Last year, admissions in the US and Canada fell to a low not seen since 1995, when they dipped to 1.21 billion. With all the competition from streaming video and TV, it’s a miracle cinemas sold that many tickets at all.

An estimated 1.24 billion movie tickets were sold in the US and Canada last year, a 6% drop from the previous year when growth was flat, according the National Association of Theatre Owners (NATO), which estimates admissions based on reports from theater owners. The domestic box office hit $11 billion in returns for the third year in a row, driven in part by ticket prices, which rose 4% to $8.97 on average, and a plethora of films offered in 3D and large format screens.

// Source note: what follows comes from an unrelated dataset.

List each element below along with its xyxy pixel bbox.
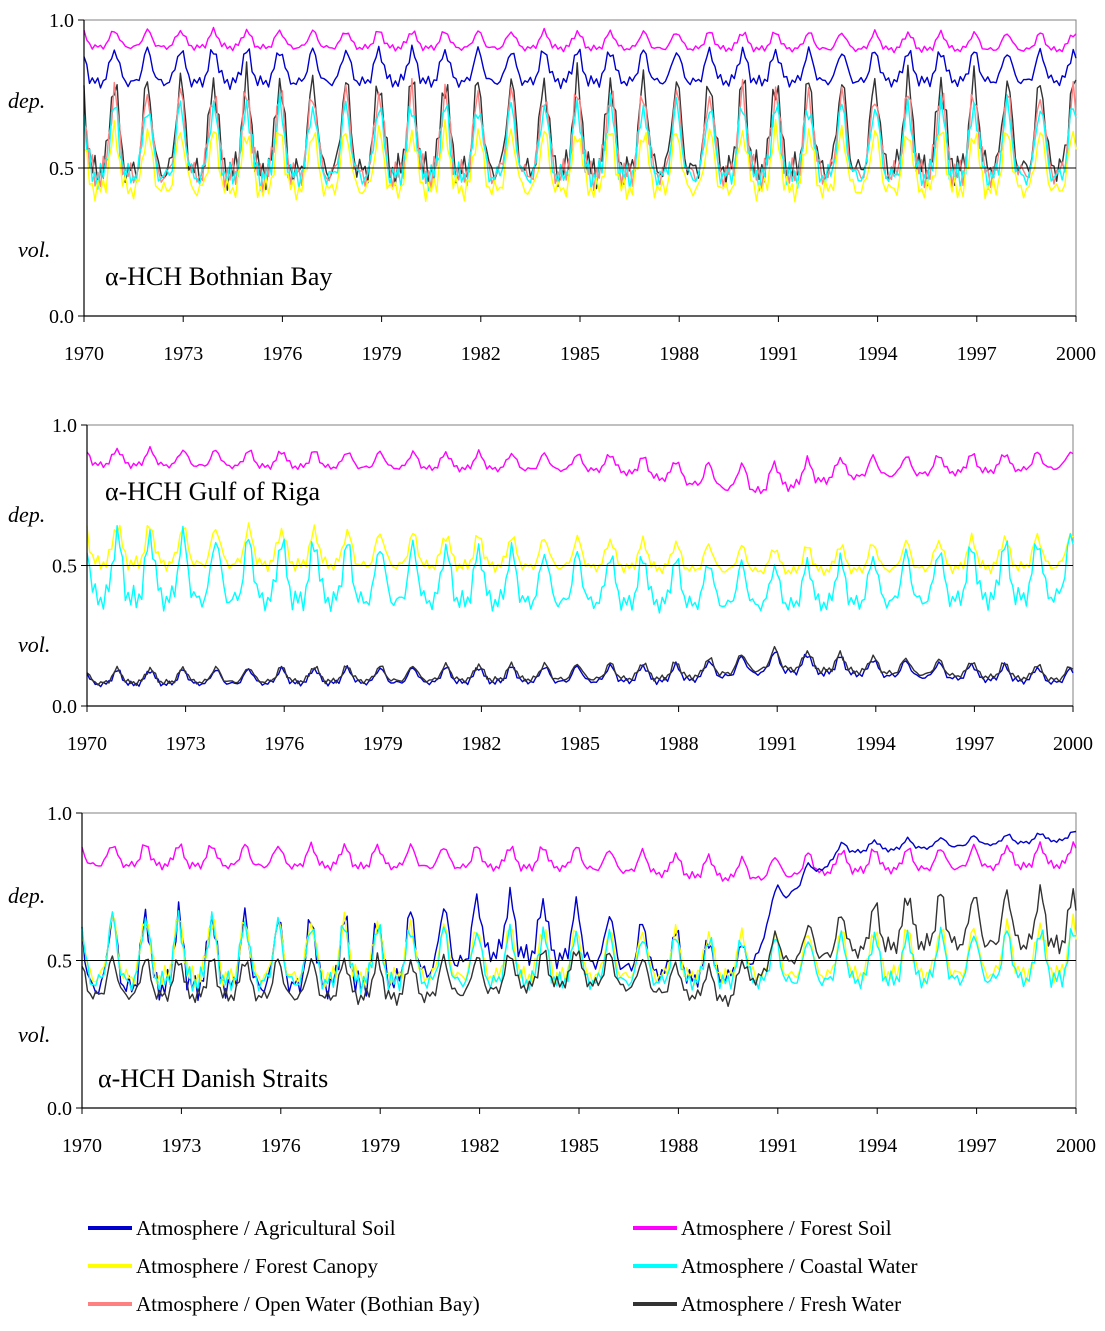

Hollywood floundered in 2017 with a roster of lackluster sequels, reboots, and adaptations that North American audiences showed little enthusiasm for, such as the fifth Pirates of the Caribbean and Transformers movies, The MummyThe Dark Tower, and Baywatch. The pivotal summer season was bleak—admissions were 92 million short of the previous year’s season, NATO said. Films that took fresh takes on established properties, like Star Wars: The Last Jedi, the live-action Beauty and the Beast, and Wonder Woman, led the box office.

In many ways, it was a redux of 1995, when the average cost of a movie ticket rose to $4.35, studios released more movies compared to the previous year, and film production and marketing budgets ballooned, according to Wall Street Journal reports. There were few major hits, and none that matched the success of 1994’s blockbusters The Lion King and Forrest Gump. The top movies in 1995 were Toy Story, Batman Forever, and Apollo 13. Others like Jumanji, which got a sequel last year, Se7en, and Braveheart would later become classics, despite modest box-office showings.